Now the semantic side… SearchMonkey is already going to be using microformats and RDF to pull semantic data out of webpages and will be rendering them in the search results. That means any sites already using hReview will have the bonus of review information showing up in the results. It also means that if you have hCards or hCalendars they will also start to appear in the Yahoo! search results.
This is exciting for many reasons. One it improves the searching experience, by allowing the search engines to provide better data and information that is semantically accurate to those who are looking for specific information. It also will push developers to adopt the semantic web, expand microformats, and get to a point where we can do much more with our websites than we are doing now.
Here is an example, I turned on the LinkedIn plugin and searched for Derek Mehraban. Normally the LinkedIn profile shows up like this:
You get the normal title, a blurb below it, and the URL. Hopefully that is enough to know this is the person you are looking for more information about. However if you turn on the plugin you get the result below:
Notice how it pulls in specific relevant information into the result for a site that has nothing to do with Yahoo?
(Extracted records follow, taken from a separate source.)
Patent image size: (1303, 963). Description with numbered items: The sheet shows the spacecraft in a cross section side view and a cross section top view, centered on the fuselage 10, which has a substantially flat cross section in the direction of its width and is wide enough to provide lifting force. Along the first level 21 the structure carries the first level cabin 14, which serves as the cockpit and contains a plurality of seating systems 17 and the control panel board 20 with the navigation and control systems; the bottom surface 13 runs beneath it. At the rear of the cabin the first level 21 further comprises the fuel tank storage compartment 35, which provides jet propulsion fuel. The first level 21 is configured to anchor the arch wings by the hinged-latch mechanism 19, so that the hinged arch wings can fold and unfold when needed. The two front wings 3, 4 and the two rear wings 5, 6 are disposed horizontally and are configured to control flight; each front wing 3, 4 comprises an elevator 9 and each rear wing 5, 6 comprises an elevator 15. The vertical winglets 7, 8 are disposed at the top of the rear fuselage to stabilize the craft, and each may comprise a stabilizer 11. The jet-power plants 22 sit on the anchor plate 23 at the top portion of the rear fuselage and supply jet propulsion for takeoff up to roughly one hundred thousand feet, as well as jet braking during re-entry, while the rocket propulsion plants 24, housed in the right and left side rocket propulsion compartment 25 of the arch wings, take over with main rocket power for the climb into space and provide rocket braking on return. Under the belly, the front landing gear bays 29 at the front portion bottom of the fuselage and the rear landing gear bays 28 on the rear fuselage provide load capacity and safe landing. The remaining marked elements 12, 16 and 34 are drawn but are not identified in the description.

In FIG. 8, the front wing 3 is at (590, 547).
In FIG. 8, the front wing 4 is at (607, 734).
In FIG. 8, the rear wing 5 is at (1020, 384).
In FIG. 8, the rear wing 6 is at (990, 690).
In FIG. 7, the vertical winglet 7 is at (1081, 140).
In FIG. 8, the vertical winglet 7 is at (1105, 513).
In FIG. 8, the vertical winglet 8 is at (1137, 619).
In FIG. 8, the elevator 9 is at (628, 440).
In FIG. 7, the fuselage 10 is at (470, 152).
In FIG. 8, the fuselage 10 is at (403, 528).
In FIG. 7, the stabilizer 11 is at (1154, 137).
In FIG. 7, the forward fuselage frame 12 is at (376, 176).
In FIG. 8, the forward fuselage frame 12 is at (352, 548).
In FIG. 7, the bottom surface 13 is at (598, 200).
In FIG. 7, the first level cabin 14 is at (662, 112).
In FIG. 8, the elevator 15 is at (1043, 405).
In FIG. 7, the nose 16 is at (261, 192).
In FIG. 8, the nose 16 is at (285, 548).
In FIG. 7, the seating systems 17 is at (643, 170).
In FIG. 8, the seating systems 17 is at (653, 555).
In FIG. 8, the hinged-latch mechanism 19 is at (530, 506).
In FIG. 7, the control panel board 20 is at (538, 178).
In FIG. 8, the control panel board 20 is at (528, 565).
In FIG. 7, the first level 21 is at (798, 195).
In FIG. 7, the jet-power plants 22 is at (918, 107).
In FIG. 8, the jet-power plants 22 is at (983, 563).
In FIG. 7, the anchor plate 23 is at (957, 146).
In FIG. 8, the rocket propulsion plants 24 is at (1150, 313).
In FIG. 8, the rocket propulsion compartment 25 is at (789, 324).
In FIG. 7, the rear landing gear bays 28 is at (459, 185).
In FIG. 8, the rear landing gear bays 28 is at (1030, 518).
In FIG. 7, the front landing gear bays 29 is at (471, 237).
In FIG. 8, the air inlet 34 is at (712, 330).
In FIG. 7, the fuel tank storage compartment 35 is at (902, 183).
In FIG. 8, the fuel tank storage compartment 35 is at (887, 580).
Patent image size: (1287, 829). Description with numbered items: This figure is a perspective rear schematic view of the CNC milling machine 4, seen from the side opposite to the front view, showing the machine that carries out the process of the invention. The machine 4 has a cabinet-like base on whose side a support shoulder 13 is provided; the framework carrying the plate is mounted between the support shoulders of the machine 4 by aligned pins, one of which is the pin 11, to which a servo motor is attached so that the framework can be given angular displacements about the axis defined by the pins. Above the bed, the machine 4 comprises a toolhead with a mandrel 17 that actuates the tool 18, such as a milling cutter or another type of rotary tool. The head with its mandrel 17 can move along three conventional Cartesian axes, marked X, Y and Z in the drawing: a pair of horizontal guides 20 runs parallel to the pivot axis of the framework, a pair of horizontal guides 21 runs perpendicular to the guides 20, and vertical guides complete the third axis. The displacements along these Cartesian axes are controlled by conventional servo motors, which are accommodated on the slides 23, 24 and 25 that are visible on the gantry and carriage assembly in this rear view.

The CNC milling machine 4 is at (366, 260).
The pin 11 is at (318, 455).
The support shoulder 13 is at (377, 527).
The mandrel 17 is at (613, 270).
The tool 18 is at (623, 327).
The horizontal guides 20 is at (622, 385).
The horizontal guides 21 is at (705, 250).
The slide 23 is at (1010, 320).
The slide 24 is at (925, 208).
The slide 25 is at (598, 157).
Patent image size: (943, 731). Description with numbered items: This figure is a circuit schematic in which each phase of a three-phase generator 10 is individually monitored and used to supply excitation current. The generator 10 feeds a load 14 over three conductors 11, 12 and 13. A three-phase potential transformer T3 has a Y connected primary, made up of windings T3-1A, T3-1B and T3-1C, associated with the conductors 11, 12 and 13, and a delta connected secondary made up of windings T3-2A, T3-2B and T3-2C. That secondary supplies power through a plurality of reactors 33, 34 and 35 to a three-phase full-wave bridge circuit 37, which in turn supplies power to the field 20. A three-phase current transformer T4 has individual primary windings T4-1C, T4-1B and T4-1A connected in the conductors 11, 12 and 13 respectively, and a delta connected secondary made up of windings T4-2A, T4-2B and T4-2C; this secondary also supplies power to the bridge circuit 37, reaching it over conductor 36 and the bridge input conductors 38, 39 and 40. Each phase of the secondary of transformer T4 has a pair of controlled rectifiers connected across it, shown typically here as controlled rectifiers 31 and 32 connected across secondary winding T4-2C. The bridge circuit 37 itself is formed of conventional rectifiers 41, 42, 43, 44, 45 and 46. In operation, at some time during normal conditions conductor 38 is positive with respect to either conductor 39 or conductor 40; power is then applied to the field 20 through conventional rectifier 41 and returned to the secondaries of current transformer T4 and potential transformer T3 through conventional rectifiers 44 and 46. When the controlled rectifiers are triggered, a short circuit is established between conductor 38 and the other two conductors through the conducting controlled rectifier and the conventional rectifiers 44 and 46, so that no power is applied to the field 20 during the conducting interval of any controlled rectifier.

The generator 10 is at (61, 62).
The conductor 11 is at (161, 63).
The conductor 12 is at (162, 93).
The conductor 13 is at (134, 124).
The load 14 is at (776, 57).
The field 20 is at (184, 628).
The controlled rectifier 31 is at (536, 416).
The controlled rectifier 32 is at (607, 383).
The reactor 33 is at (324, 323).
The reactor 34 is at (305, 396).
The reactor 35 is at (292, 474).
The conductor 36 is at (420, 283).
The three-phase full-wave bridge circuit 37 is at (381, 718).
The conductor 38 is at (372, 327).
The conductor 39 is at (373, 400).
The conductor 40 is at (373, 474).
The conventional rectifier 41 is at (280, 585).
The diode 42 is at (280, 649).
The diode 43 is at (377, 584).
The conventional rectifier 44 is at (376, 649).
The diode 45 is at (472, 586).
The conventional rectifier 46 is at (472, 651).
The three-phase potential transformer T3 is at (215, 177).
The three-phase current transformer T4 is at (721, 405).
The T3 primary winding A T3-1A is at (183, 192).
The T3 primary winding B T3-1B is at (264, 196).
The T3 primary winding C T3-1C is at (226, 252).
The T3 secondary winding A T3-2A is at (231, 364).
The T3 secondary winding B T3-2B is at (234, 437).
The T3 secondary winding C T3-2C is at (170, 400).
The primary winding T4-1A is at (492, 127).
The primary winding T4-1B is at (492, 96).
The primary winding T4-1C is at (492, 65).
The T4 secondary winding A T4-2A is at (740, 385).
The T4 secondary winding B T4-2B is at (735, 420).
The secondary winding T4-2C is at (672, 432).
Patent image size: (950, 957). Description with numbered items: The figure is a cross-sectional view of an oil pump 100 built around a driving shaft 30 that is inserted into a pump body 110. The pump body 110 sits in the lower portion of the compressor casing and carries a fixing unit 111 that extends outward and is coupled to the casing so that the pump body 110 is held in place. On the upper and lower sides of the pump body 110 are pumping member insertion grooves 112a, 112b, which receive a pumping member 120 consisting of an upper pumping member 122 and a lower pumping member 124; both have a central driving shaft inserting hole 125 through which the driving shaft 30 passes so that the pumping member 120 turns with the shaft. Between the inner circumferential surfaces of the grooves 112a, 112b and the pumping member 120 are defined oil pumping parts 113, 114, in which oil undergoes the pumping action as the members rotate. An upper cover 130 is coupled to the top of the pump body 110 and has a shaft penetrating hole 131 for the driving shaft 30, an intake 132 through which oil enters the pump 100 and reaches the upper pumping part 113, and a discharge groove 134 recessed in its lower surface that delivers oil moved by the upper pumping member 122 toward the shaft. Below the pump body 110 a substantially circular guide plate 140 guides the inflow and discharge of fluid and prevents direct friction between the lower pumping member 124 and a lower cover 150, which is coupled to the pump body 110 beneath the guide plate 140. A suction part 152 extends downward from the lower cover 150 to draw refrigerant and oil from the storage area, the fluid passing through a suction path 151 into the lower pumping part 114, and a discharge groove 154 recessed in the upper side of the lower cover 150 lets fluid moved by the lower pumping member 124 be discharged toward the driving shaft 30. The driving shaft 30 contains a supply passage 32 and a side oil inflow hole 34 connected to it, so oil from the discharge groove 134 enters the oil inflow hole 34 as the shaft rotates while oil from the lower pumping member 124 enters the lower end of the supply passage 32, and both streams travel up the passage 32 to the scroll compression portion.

Now we know for sure this is the person we are looking for more information regarding. Excellent.
Give it a try, go to Yahoo and edit your search preferences. The plugins are in the enhanced results section (note it is a little tricky to turn them on, you end up having to click add and save like 3-4 times. I am sure they will work on this).
The real power here is if people start using them more and enjoying them. While only a few plugins will start on by default, they plan to add more and more as people come to understand and enjoy specific ones. If this does gain the steam that I hope it does, you will see many more people writing semantic code so that search engines like Yahoo can pull in relevant data to be added to the SERPs.